When I turned back to the adepts, Martha’s slender eyebrows lifted. Intuitive as ever, she could see I had a question for her.

“Yes?”

“You said last night the adepts who had changed might have retained their magic powers?”

“It’s a possibility.”

One we hadn’t told the others about yet, since there was no doubt that it would create more panic. We’d have to tell them before night fell, though. We didn’t want another repeat of what had happened yesterday evening.

“So if they’ve still got their mojo, to what extent?”

“You don’t think we’ve already tried to find that out?” Willets asked me. “All we’re getting is another blank. If their sorcery’s still present, then it belongs to the Dweller.”

“You’ve another question,” Martha pointed out.

And she was quite correct.

“Can you still not tell if Raine’s been changed?” I asked her slowly. “It could really be an important factor.”

They could see what I could -- it was a factor that worked both ways. He’d have the potential to either help or harm us.

Willets’s lips moved gently, silently. I knew that he was turning options over.

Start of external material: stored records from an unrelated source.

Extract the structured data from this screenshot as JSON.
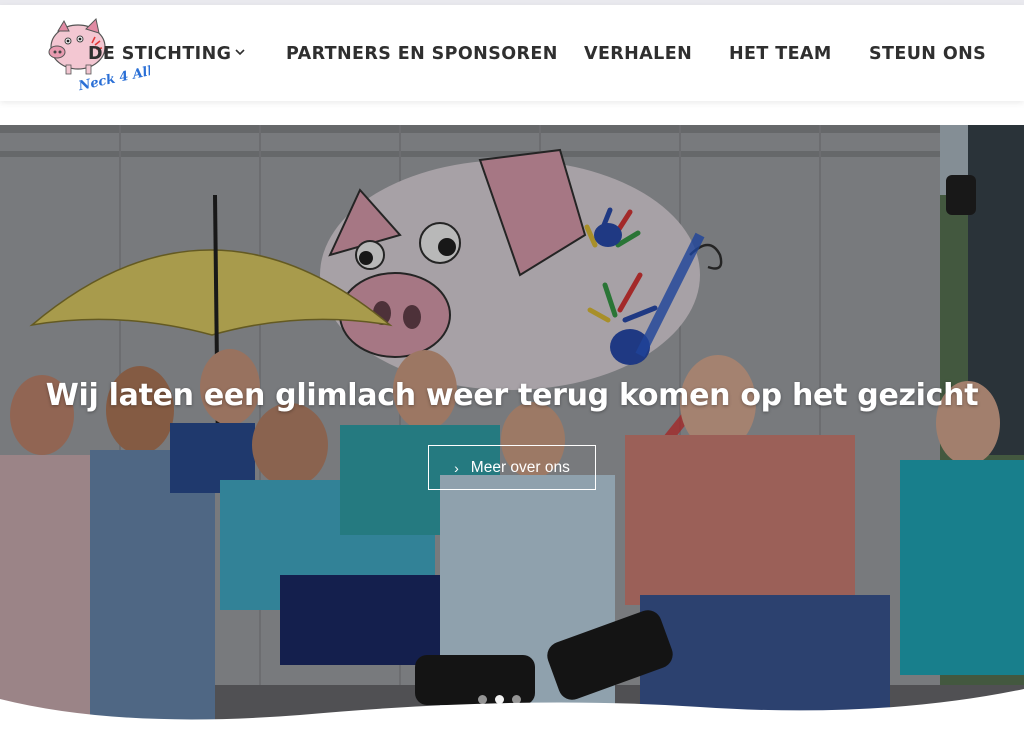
{
  "header": {
    "logo_alt": "Stichting Neck4All logo",
    "logo_text": "Neck 4 All",
    "nav": [
      {
        "label": "DE STICHTING",
        "has_dropdown": true
      },
      {
        "label": "PARTNERS EN SPONSOREN",
        "has_dropdown": false
      },
      {
        "label": "VERHALEN",
        "has_dropdown": false
      },
      {
        "label": "HET TEAM",
        "has_dropdown": false
      },
      {
        "label": "STEUN ONS",
        "has_dropdown": false
      }
    ]
  },
  "hero": {
    "title": "Wij laten een glimlach weer terug komen op het gezicht",
    "button_label": "Meer over ons",
    "button_icon": "chevron-right-icon",
    "slide_count": 3,
    "active_slide": 2
  },
  "colors": {
    "nav_text": "#2f2f2f",
    "hero_text": "#ffffff",
    "pig_pink": "#e7a6b7",
    "umbrella": "#e9d76a",
    "shirt_teal": "#3fb3c4"
  }
}
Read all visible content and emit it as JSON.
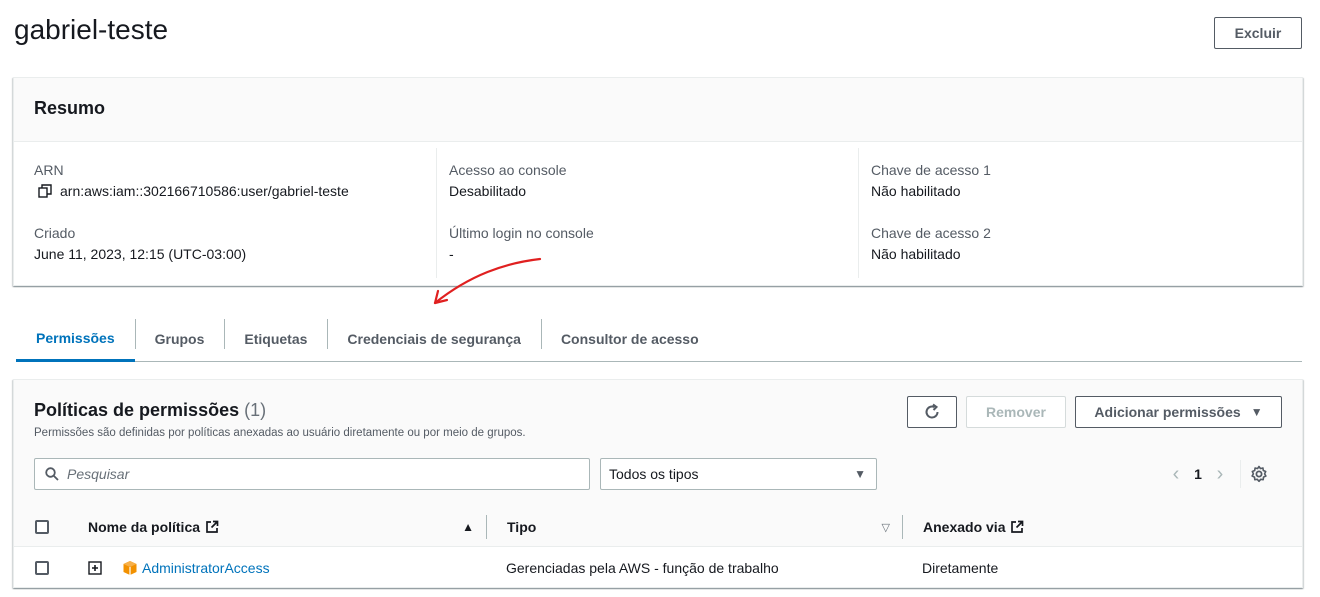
{
  "page": {
    "title": "gabriel-teste",
    "delete_label": "Excluir"
  },
  "summary": {
    "heading": "Resumo",
    "arn_label": "ARN",
    "arn_value": "arn:aws:iam::302166710586:user/gabriel-teste",
    "created_label": "Criado",
    "created_value": "June 11, 2023, 12:15 (UTC-03:00)",
    "console_access_label": "Acesso ao console",
    "console_access_value": "Desabilitado",
    "last_login_label": "Último login no console",
    "last_login_value": "-",
    "access_key1_label": "Chave de acesso 1",
    "access_key1_value": "Não habilitado",
    "access_key2_label": "Chave de acesso 2",
    "access_key2_value": "Não habilitado"
  },
  "tabs": [
    {
      "label": "Permissões",
      "active": true
    },
    {
      "label": "Grupos"
    },
    {
      "label": "Etiquetas"
    },
    {
      "label": "Credenciais de segurança"
    },
    {
      "label": "Consultor de acesso"
    }
  ],
  "policies": {
    "title": "Políticas de permissões",
    "count": "(1)",
    "description": "Permissões são definidas por políticas anexadas ao usuário diretamente ou por meio de grupos.",
    "remove_label": "Remover",
    "add_label": "Adicionar permissões",
    "search_placeholder": "Pesquisar",
    "filter_value": "Todos os tipos",
    "page_number": "1",
    "columns": {
      "name": "Nome da política",
      "type": "Tipo",
      "attached": "Anexado via"
    },
    "rows": [
      {
        "name": "AdministratorAccess",
        "type": "Gerenciadas pela AWS - função de trabalho",
        "attached": "Diretamente"
      }
    ]
  },
  "colors": {
    "accent": "#0073bb",
    "annotation": "#e02020",
    "policy_icon": "#f29100"
  }
}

Then his temples unclenched and he shook his head.

“I’ll go take a look,” he told me.

“I’ll come with you,” Martha said.

Considering they’d only met a few hours ago, they were getting along extremely well. They were both smart and educated, so I supposed that made sense.

Both their bodies faded, becoming little more than murky blurs. And the next instant, they were gone from sight.

Except the process was reversed in barely a second. They reappeared in front of me, the pair of them looking astonished. I’d not been expecting them back so soon, and took an involuntary step away from them.

“What …?”

Neither adept answered right away. They were both struggling to arrange their thoughts and come to grips with what had happened. And it was Willets who managed it first.

“It seems that, where the darkness begins, our magic stops working.” He rubbed a hand across his face, wiping a trace of damp away. “We couldn’t get anywhere
near
Raine Manor. In fact, we were stopped dead at the bottom of the hill.”

I took that in, then turned my gaze back to the high, dark promontory. The mansion up top was still pitch black, the grounds spreading around it in their usual murky tangle. It was impossible to tell, from here, if the place had been affected or not.

But it was possible that Raine was still up there, untouched by last night’s events. He might be crazy, but his sorcery was of the highest caliber.

And if he could be persuaded to assist us …?

I had managed that before on a couple of occasions.

“I’ll have to go,” I told the others.

“No,” Cassie corrected me. She’d moved up to my shoulder. “
We
will.”

And she raised her shotgun, just to emphasize that point.